Architecture of recruitment
Beyond providing a functional response to space needs, civic architecture also serves as a city’s most permanent and prominent billboard and storytelling tool. Thoughtful design allows cities to leverage their buildings to communicate strategic messages in a powerful way.
One small Minnesota town engaged LEO A DALY to design a new station for its all-volunteer fire department. As an all-volunteer force, the department is in perpetual need of new recruits. This need inspired a design concept that creates, in effect, a micro-museum within the station, where the the collected historical artifacts of a hundred years of volunteer fire fighting are displayed as a public recruitment tool.
The station is situated at a prominent roundabout on the town’s beloved trail and park network. Taking advantage of this location, the proposed design creates a pocket park at this intersection. Landscaping creates a rest area and water-filling station, where cyclists and runners can take a break. A transparent façade allows passers-by to look in on historic helmets, a 1920s fire truck and other artifacts. At night, the space is illuminated, creating a lantern effect.

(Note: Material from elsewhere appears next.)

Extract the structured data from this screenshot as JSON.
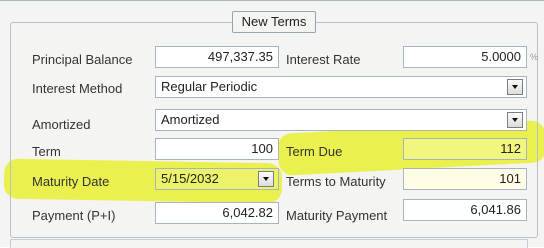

Seeing history on display in such an inviting setting would build good will for the fire department among multiple generations of potential volunteers.
A measure of comfort
On the surface, some municipal building types do not lend themselves to engagement with the community. The medical examiner’s office, for example, is mostly composed of windowless lab space for conducting medical investigations. However, the small public spaces that are part of a medical examiner’s facility serve an outsized role in community engagement. Designed well, they help cities show a caring face and make a difference in the lives of citizens.
The public areas of a medical examiner’s office are unique among civic spaces. They host citizens on what might be the worst days of their lives. Bereaved people arrive with the unenviable task of identifying a body – often that of a loved one. They enter in an emotionally vulnerable state, possibly in shock, and certainly with a high level of anxiety. The design of these areas requires a delicate, compassionate hand.
The Hennepin County Medical Examiner Facility is designed to offer members of the public a measure of emotional comfort in the midst of hardship. Beginning with the landscape, visitors are surrounded by nature, shepherded toward the front door by a short retaining wall evokes a memorial. Copper overhanging the entrance and wooden detailing immediately bring a sense of warmth to the visitor and signify entry. Upon entering the lobby, the visitor’s views are reoriented to the exterior, toward a specimen oak tree. Waiting room seating looks out on this tree, growing amid a field of native grasses, creating a moment of quiet contemplation in an otherwise stressful process.
At its simplest level, a city provides a service. The better public servants can connect with the people they serve, the better the community will function. Architecture facilitates those connections in many ways – by giving city governments a physical identity, by creating inviting settings for citizens to participate in public life, and by communicating, in ways big and small, the values we live by. The designer’s fundamental role is to deliver a functional, efficient facility, but it goes beyond that. Our real challenge is to deliver more value without adding more cost, creating spaces that embrace, and are embraced by, the communities that fund and use them.